* Difficulty Level :Easy
* Last Updated : 22 Dec, In this article, we are going to discuss the support vector machine in machine learning. We will also cover the advantages and disadvantages and application for the same. Let’s discuss one by one.
Support Vector Machines :
Support vector machine is a supervised learning system and used for classification and regression problems. Support vector machine is extremely favored by many as it produces notable correctness with less computation power. It is mostly used in classification problems.

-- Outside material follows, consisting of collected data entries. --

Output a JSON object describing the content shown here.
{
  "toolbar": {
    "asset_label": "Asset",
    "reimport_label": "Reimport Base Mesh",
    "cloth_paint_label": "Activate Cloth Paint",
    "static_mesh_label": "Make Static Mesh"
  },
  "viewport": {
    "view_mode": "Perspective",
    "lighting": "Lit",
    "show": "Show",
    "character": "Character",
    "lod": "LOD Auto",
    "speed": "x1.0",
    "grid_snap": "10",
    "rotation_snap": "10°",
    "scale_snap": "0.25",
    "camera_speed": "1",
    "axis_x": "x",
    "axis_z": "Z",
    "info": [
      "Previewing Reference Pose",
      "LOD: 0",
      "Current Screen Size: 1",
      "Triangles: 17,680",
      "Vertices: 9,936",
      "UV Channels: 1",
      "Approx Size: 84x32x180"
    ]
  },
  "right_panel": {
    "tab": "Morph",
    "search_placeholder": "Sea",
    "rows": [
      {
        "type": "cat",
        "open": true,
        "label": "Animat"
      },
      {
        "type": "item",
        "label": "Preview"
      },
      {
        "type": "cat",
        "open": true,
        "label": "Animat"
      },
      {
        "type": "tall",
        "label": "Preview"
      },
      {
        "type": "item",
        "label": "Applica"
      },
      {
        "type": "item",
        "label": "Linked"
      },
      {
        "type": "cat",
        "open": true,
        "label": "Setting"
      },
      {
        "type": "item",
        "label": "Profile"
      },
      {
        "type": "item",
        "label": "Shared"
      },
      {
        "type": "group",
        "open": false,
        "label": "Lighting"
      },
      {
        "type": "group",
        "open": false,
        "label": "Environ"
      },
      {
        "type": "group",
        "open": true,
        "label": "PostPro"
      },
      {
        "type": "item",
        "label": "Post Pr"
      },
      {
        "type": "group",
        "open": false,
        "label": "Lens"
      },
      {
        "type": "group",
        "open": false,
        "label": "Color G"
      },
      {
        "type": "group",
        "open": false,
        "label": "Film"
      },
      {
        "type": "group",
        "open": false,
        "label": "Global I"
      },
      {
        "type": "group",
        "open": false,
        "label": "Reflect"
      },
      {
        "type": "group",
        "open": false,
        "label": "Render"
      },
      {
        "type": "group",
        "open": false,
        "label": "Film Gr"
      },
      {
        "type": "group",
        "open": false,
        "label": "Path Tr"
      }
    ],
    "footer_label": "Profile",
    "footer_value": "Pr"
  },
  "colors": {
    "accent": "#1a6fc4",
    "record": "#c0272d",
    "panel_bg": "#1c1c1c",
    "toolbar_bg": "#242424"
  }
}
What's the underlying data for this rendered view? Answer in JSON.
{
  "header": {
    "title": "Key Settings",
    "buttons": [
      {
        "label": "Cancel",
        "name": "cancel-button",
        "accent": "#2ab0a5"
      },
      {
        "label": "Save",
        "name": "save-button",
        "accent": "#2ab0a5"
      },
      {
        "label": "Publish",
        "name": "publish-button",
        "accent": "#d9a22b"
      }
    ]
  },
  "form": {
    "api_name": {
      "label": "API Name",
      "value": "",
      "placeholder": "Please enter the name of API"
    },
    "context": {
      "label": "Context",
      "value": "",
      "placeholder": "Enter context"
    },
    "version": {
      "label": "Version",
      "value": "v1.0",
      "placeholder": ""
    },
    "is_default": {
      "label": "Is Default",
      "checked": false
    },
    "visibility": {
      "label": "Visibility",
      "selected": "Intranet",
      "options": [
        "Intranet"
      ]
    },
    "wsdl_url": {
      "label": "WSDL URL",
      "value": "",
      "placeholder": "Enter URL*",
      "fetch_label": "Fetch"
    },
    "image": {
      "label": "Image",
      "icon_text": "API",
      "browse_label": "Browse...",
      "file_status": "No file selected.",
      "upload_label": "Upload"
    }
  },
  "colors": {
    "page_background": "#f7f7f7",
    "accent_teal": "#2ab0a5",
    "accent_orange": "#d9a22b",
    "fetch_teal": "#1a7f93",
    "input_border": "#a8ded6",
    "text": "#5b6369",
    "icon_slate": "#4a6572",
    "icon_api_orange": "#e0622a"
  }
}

We have three types of learning supervised, unsupervised, and reinforcement learning. A support vector machine is a selective classifier formally defined by dividing the hyperplane.
Given labeled training data the algorithm outputs best hyperplane which classified new examples. In two-dimensional space, this hyperplane is a line splitting a plane into two parts where each class lies on either side. The intention of the support vector machine algorithm is to find a hyperplane in an N-dimensional space that separately classifies the data points.
Advantages of support vector machine :
* Support vector machine works comparably well when there is an understandable margin of dissociation between classes.
* It is more productive in high dimensional spaces.
* It is effective in instances where the number of dimensions is larger than the number of specimens.
* Support vector machine is comparably memory systematic.
Disadvantages of support vector machine :
* Support vector machine algorithm is not acceptable for large data sets.
* It does not execute very well when the data set has more sound i.e. target classes are overlapping.
* In cases where the number of properties for each data point outstrips the number of training data specimens, the support vector machine will underperform.
* As the support vector classifier works by placing data points, above and below the classifying hyperplane there is no probabilistic clarification for the classification.
Applications of support vector machine :
1. Face observation –
It is used for detecting the face according to the classifier and model. . Text and hypertext arrangement –
In this, the categorization technique is used to find important information or you can say required information for arranging text. . Grouping of portrayals –
It is also used in the Grouping of portrayals for grouping or you can say by comparing the piece of information and take an action accordingly. . Bioinformatics –
In is also used for medical science as well like in laboratory, DNA, research, etc. . Handwriting remembrance –
In this, it is used for handwriting recognization. . Protein fold and remote homology spotting –
It is used for spotting or you can say the classification class into functional and structural classes given their amino acid sequences. It is one of the problems in bioinformatics. . Generalized predictive control(GPC) –
It is also used for Generalized predictive control(GPC) for predicting and it relies on predictive control using a multilayer feed-forward network as the plants linear model is presented.